Hükümete geldiklerinde devlet korumasındaki çocukların, yüzlerce kişinin kaldığı büyük yurtlarda adeta balık istifi şeklinde barındırıldığını hatırlatan Erdoğan, “Maalesef topluma uyum sağlayabilecekleri iklimden yoksun çocuklarımız, bu ortamda ne doğru dürüst eğitim alabiliyor ne de meslek sahibi olabiliyorlardı. Sivil toplum kuruluşlarıyla da iş birliği yaparak devlet korumasındaki çocuklarımızın yetiştirilme modelini baştan sona değiştirdik.” diye konuştu.
Çocukları çok büyük yurtlarda, koğuş sisteminde barındırmak yerine ev düzenine geçtiklerini ve bu evleri de mahalle içlerinde açtıklarını belirten Erdoğan, “Çocuklarımızın, diğer ailelerin çocukları ile aynı okula gitmesini, aynı sokakta oynamasını, aynı atmosferi teneffüs etmesini sağlamaya çalıştık. Bugüne kadar 111 çocuk evi sitesi, 1193 çocuk evi ve 65 çocuk destek merkezi oluşturduk. Buralarda görev yapacak personelimizi özel eğitime tabi tuttuk. Halihazırda 13 bin 524 çocuğumuzun bakımını, aile ortamına en yakın şekilde hazırladığımız bu evlerde sürdürüyoruz.” ifadesini kullandı.
Ailelere destek vermek suretiyle çocukların mümkün olduğu kadar kendi anne, babaları veya yakınları ile yaşamasını sağladıklarını bildiren Erdoğan, şunları kaydetti:
“Geçtiğimiz 18 yılda bu çerçevede verdiğimiz desteklerle 652 bine yakın çocuğumuzun, ailelerinin yanında hayatını sürdürmesini temin ettik. Sadece son 8 yılda yüzde 86’sı doğrudan annelere olmak üzere bu amaçla verdiğimiz destek miktarı 6,9 milyar liradır. Son dönemde ihtimam gösterdiğimiz ve geliştirmeye çalıştığımız bir diğer uygulama da ‘koruyucu aile sistemi’dir. Şu anda 7 bin 864 çocuğumuz, çok hassas bir şekilde tespit edilen ve sıkı şekilde denetlenen koruyucu ailelerin yanında hayatlarına devam ediyor. Üstelik bunların 795’i de özel gereksinimi olan çocuklardır.
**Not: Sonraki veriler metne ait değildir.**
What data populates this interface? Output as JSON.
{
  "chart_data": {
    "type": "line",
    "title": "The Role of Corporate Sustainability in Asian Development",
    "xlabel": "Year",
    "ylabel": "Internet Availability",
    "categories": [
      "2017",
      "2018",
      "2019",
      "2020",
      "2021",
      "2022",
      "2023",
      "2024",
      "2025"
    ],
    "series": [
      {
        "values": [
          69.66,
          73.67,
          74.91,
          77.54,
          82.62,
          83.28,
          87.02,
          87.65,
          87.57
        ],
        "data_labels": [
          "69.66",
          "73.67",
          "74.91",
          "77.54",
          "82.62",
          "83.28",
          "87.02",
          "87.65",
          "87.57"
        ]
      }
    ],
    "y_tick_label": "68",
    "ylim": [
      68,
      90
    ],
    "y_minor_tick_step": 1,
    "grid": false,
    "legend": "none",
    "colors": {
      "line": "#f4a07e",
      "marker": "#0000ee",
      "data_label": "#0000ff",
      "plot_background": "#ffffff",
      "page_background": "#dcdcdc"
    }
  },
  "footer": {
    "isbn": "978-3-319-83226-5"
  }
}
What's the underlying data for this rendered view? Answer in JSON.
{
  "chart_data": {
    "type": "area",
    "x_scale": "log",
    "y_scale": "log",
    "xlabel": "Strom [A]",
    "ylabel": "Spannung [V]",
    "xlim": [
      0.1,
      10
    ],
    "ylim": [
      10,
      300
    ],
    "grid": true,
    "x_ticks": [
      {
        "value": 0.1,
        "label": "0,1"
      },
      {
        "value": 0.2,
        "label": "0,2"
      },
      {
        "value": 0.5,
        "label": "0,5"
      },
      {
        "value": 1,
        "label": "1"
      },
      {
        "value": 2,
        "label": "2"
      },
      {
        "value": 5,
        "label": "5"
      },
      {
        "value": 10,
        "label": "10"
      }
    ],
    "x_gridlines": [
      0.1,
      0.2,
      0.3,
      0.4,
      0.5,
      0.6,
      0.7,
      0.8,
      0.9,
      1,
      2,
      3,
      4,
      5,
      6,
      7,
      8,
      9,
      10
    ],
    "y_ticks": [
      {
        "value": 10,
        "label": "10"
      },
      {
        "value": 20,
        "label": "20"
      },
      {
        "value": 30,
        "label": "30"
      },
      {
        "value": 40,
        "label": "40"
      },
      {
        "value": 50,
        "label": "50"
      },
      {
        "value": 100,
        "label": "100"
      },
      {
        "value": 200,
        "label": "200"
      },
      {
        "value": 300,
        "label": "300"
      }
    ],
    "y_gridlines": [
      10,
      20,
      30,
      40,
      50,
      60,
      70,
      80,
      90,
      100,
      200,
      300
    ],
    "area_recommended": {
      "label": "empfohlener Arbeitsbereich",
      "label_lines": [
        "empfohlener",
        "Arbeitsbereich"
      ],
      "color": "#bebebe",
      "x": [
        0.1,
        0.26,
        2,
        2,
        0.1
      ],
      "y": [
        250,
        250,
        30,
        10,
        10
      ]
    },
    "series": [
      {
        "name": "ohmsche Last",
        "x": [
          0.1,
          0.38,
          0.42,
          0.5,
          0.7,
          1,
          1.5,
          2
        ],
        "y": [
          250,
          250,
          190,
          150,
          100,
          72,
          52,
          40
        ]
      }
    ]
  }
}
Kimsesiz çocukları evlat edinen ailelere de ayrıca şükranlarımı sunuyorum. Devlet korumasındaki çocukların kamuda istihdamı 1988’den beri sürüyor. Biz 2014’te bu çocuklarımızın kamudaki istihdamını merkezi yerleştirmeye dönüştürerek işlerini kolaylaştırdık. Ayrıca istihdamın, eğitim düzeylerine göre kendi branşlarında olmasını da temin ettik. Hükümete geldiğimizde kamuda işe yerleştirilen devlet korumasındaki çocuk sayımız 21 bin 300’dü. Bugün bu sayı 55 bini aşmıştır. Sadece son 2,5 yılda 7 bine yakın evladımızı kamuya yerleştirdik. Hayata geçirdiğimiz teşvik uygulaması ile 4 bin 600’e yakın gencimizin de özel sektörde istihdamını sağladık. Kimsesiz çocuklarımız için kamudan yaptığımız her kuruş harcamayı bu devletin başının gözünün sadakası olarak görüyoruz. İnşallah ‘aile yanında destek’ ve ‘koruyucu aile’ gibi uygulamaları daha da yaygınlaştırarak hem hiçbir evladımızın sahipsiz kalmamasını hem de toplumdan kopmamasını temin etmekte kararlıyız.”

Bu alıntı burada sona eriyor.